How might it be setup to possibly work in the Ceylon eclipse IDE for the separate primary and test modules (with the test module having a dependency on the primary module)?

I can import the above sample without issues in Eclipse by creating a new project and selecting "existing root" as the project's root, which includes both the main module and the test module. Have you had problems doing that?

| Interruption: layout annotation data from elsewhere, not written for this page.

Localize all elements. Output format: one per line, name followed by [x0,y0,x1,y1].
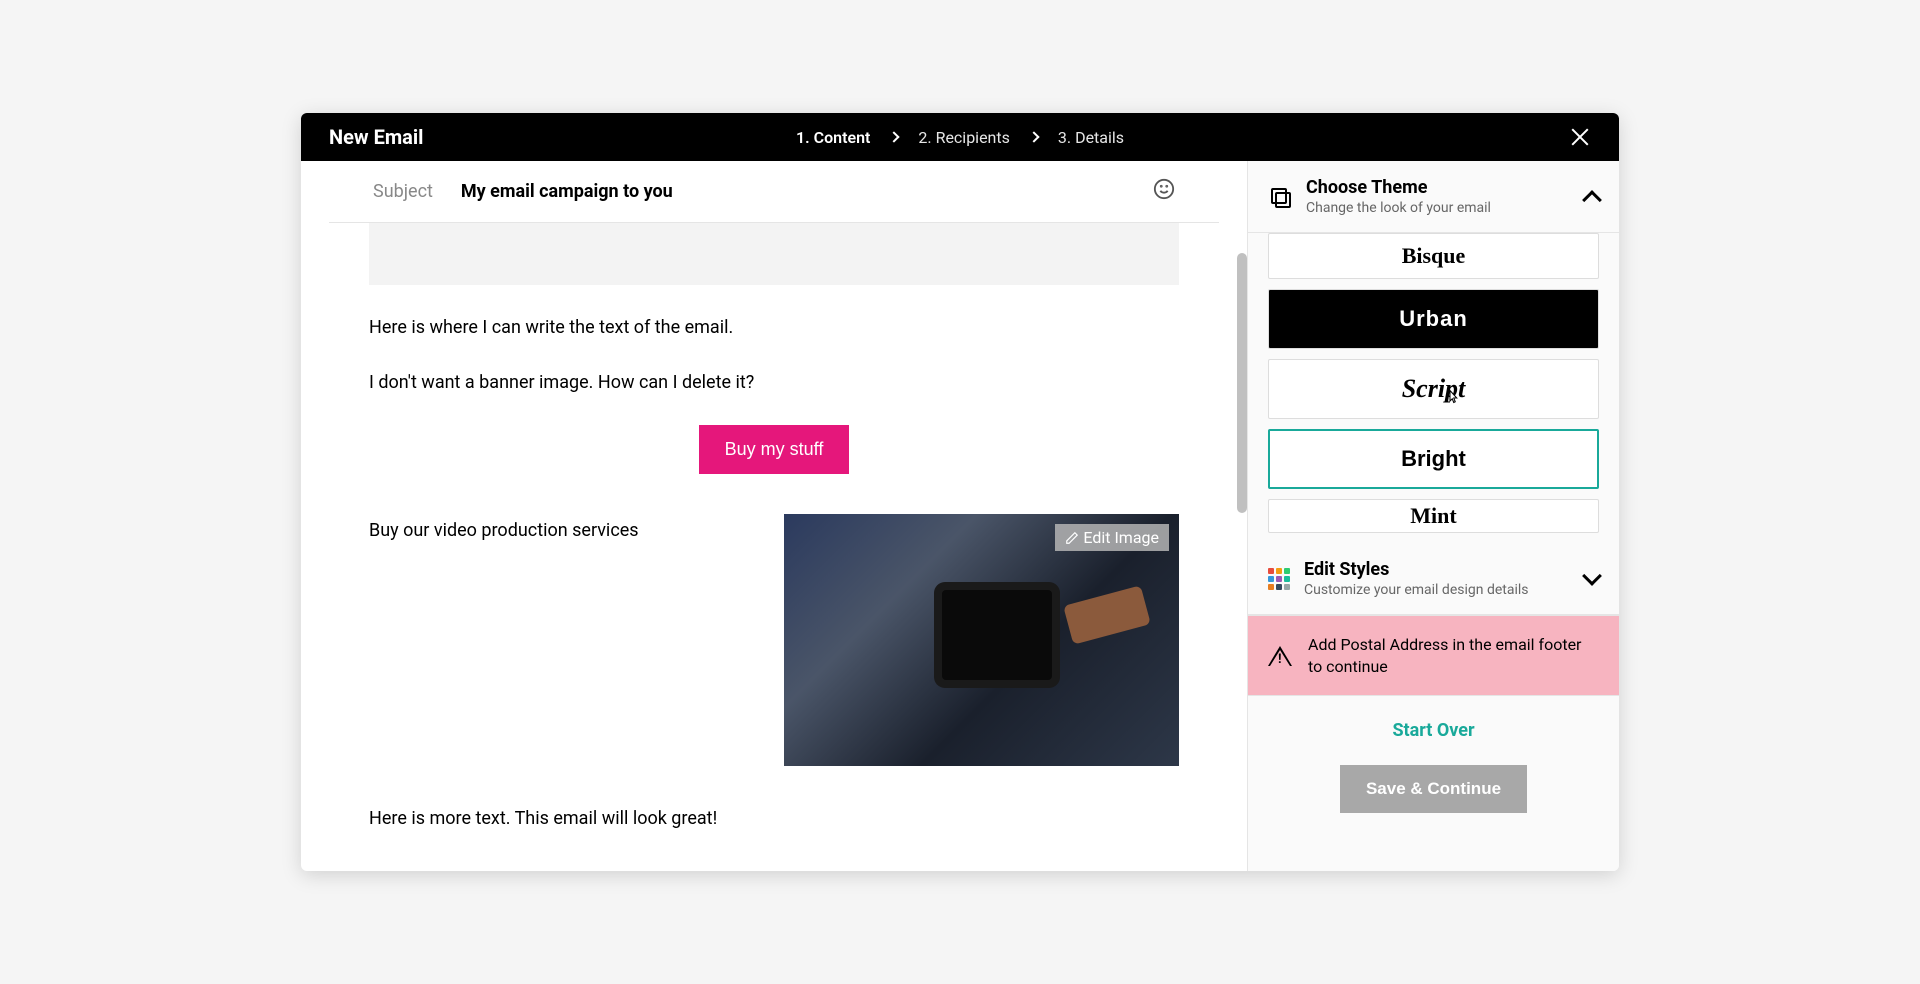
chevron-right-icon [1028,131,1039,142]
theme-option-mint[interactable]: Mint [1268,499,1599,533]
step-details[interactable]: 3. Details [1058,128,1124,147]
emoji-icon[interactable] [1153,178,1175,206]
edit-image-button[interactable]: Edit Image [1055,524,1169,551]
start-over-button[interactable]: Start Over [1268,720,1599,741]
edit-styles-subtitle: Customize your email design details [1304,582,1571,598]
scrollbar-thumb[interactable] [1237,253,1247,513]
banner-image-placeholder[interactable] [369,223,1179,285]
theme-list: Bisque Urban Script Bright Mint [1248,233,1619,543]
modal-header: New Email 1. Content 2. Recipients 3. De… [301,113,1619,161]
theme-option-bisque[interactable]: Bisque [1268,233,1599,279]
chevron-right-icon [889,131,900,142]
content-image[interactable] [784,514,1179,766]
warning-banner: ! Add Postal Address in the email footer… [1248,615,1619,696]
body-paragraph[interactable]: I don't want a banner image. How can I d… [369,370,1179,395]
right-sidebar: Choose Theme Change the look of your ema… [1247,161,1619,871]
step-breadcrumb: 1. Content 2. Recipients 3. Details [796,128,1124,147]
modal-body: Subject My email campaign to you Here is… [301,161,1619,871]
theme-icon [1268,185,1292,209]
pencil-icon [1065,531,1079,545]
body-paragraph[interactable]: Here is more text. This email will look … [369,806,1179,831]
chevron-up-icon [1582,190,1602,210]
theme-option-script[interactable]: Script [1268,359,1599,419]
edit-styles-header[interactable]: Edit Styles Customize your email design … [1248,543,1619,615]
new-email-modal: New Email 1. Content 2. Recipients 3. De… [301,113,1619,871]
warning-icon: ! [1268,646,1292,666]
subject-label: Subject [373,181,433,202]
save-continue-button[interactable]: Save & Continue [1340,765,1527,813]
close-icon[interactable] [1569,126,1591,148]
two-column-block: Buy our video production services Edit I… [369,514,1179,766]
editor-column: Subject My email campaign to you Here is… [301,161,1247,871]
chevron-down-icon [1582,566,1602,586]
body-paragraph[interactable]: Here is where I can write the text of th… [369,315,1179,340]
edit-image-label: Edit Image [1083,528,1159,547]
email-content-editor[interactable]: Here is where I can write the text of th… [351,223,1197,832]
step-content[interactable]: 1. Content [796,128,870,147]
cursor-pointer-icon [1444,389,1462,412]
sidebar-footer: Start Over Save & Continue [1248,696,1619,839]
cta-button[interactable]: Buy my stuff [699,425,850,474]
subject-row: Subject My email campaign to you [329,161,1219,223]
subject-input[interactable]: My email campaign to you [461,181,1153,202]
editor-scroll-area[interactable]: Here is where I can write the text of th… [301,223,1247,871]
warning-text: Add Postal Address in the email footer t… [1308,634,1599,677]
column-text[interactable]: Buy our video production services [369,514,764,541]
choose-theme-header[interactable]: Choose Theme Change the look of your ema… [1248,161,1619,233]
edit-styles-title: Edit Styles [1304,559,1571,580]
step-recipients[interactable]: 2. Recipients [918,128,1009,147]
modal-title: New Email [329,125,423,149]
choose-theme-subtitle: Change the look of your email [1306,200,1571,216]
theme-option-bright[interactable]: Bright [1268,429,1599,489]
column-image[interactable]: Edit Image [784,514,1179,766]
scrollbar[interactable] [1237,223,1247,871]
palette-icon [1268,568,1290,590]
theme-option-urban[interactable]: Urban [1268,289,1599,349]
choose-theme-title: Choose Theme [1306,177,1571,198]
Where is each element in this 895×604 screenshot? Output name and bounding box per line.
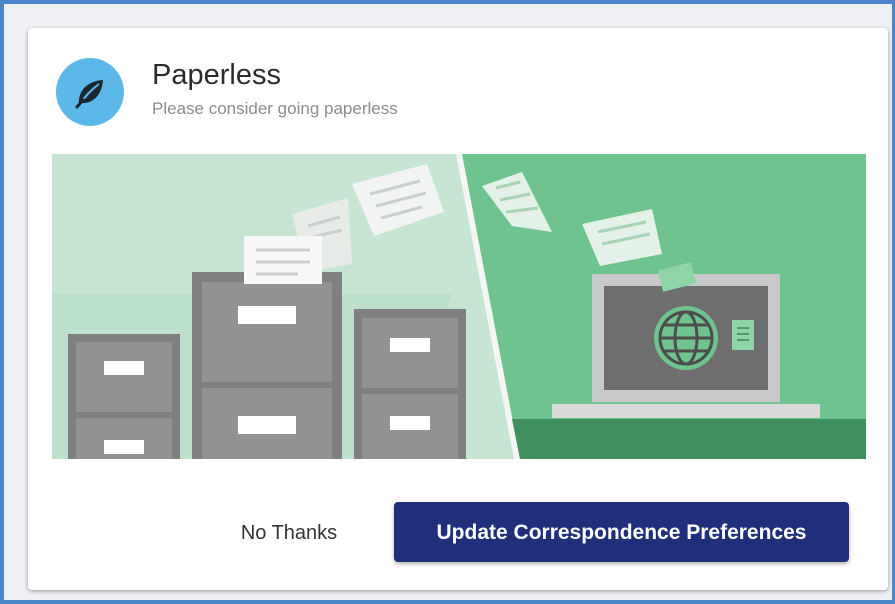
paperless-illustration — [52, 154, 866, 459]
dialog-title: Paperless — [152, 59, 281, 91]
paper-sheet — [244, 236, 322, 284]
globe-icon — [654, 306, 718, 370]
dialog-subtitle: Please consider going paperless — [152, 99, 398, 118]
filing-cabinet — [192, 272, 342, 459]
dialog-actions: No Thanks Update Correspondence Preferen… — [28, 500, 888, 564]
paperless-dialog: Paperless Please consider going paperles… — [28, 28, 888, 590]
no-thanks-button[interactable]: No Thanks — [214, 508, 364, 556]
avatar — [56, 58, 124, 126]
leaf-icon — [75, 80, 103, 109]
update-correspondence-preferences-button[interactable]: Update Correspondence Preferences — [394, 502, 849, 562]
laptop — [552, 262, 820, 418]
window-frame: Paperless Please consider going paperles… — [0, 0, 895, 604]
filing-cabinet — [354, 309, 466, 459]
filing-cabinet — [68, 334, 180, 459]
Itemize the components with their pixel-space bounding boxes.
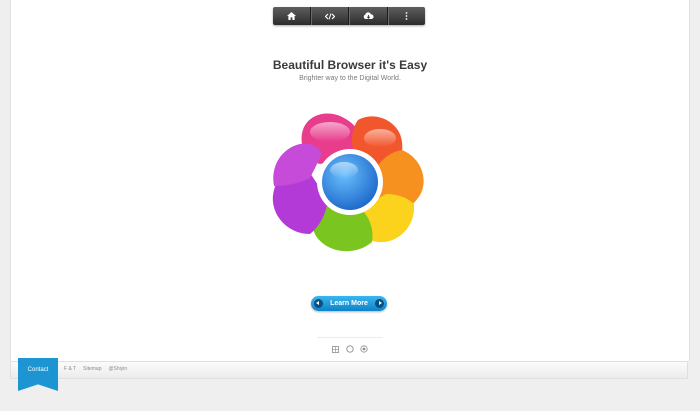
arrow-right-icon: [375, 299, 384, 308]
code-icon: [324, 12, 335, 20]
browser-logo: [272, 113, 424, 252]
nav-home-button[interactable]: [273, 7, 311, 25]
learn-more-label: Learn More: [330, 300, 368, 307]
logo-center-highlight: [330, 162, 358, 178]
hero-subtitle: Brighter way to the Digital World.: [299, 75, 401, 82]
footer-link[interactable]: Sitemap: [83, 366, 101, 372]
grid-icon[interactable]: [332, 340, 339, 358]
bottom-icon-row: [332, 344, 368, 353]
contact-ribbon[interactable]: Contact: [18, 358, 58, 391]
divider: [317, 337, 383, 338]
logo-center: [322, 154, 378, 210]
footer-link[interactable]: F & T: [64, 366, 76, 372]
petal-purple-top: [273, 143, 322, 186]
nav-code-button[interactable]: [310, 7, 349, 25]
circle-icon[interactable]: [345, 340, 354, 358]
learn-more-button[interactable]: Learn More: [311, 296, 387, 311]
more-vertical-icon: [405, 12, 408, 20]
arrow-left-icon: [314, 299, 323, 308]
contact-label: Contact: [27, 367, 49, 373]
logo-highlight: [310, 122, 350, 142]
nav-cloud-button[interactable]: [349, 7, 388, 25]
cloud-download-icon: [363, 12, 374, 19]
footer-links: F & T Sitemap @Shiyin: [64, 366, 127, 372]
globe-icon[interactable]: [360, 340, 368, 358]
top-navigation: [273, 7, 425, 25]
home-icon: [286, 12, 296, 20]
hero-title: Beautiful Browser it's Easy: [272, 58, 428, 72]
footer-link[interactable]: @Shiyin: [108, 366, 127, 372]
logo-highlight: [364, 129, 396, 147]
nav-more-button[interactable]: [387, 7, 426, 25]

lucono commented 8 years ago

When the test module has maven dependencies that themselves have transitive dependencies that also need to be imported, but are not part of the imports of the main module under test, how do you make them available to the test module without individually importing them all in the test module's module.ceylon file?

One example is:

import "org.springframework.boot:spring-boot-starter-test" "1.3.2.RELEASE";

which itself has these dependencies:

<artifact groupId='org.springframework.boot' artifactId='spring-boot-starter-test' version='1.3.2.RELEASE'>
  <add groupId='junit' artifactId='junit' version='4.12' shared='true' />
  <add groupId='org.hamcrest' artifactId='hamcrest-core' version='1.3' shared='true' />
  <add groupId='org.mockito' artifactId='mockito-core' version='1.10.19' shared='true' />
  <add groupId='org.objenesis' artifactId='objenesis' version='2.1' shared='true' />
  <add groupId='org.hamcrest' artifactId='hamcrest-library' version='1.3' shared='true' />
  <add groupId='org.springframework' artifactId='spring-core' version='4.2.4.RELEASE' shared='true' />
  <add groupId='commons-logging' artifactId='commons-logging' version='1.2' shared='true' />
  <add groupId='org.springframework' artifactId='spring-test' version='4.2.4.RELEASE' shared='true' />
</artifact>
renatoathaydes commented 8 years ago

Currently, the way to solve the problem would be to make your project two separate gradle sub-projects:

-- parent-project |-- prod-module |-- test-module

test-module should depend on prod-module. Each sub-project can have its own overrides file. Add the dependencies in the test-module's source module file... don't declare test-module's testModule as by default, the module itself is used as a test module, so you can run your tests by doing:

gradlew :parent-project:test-module testCeylon

I am not sure this can be done all automatically by getting the plugin to generate overrides files for both production and test modules. It may get confusing for users. But I will think carefully about this.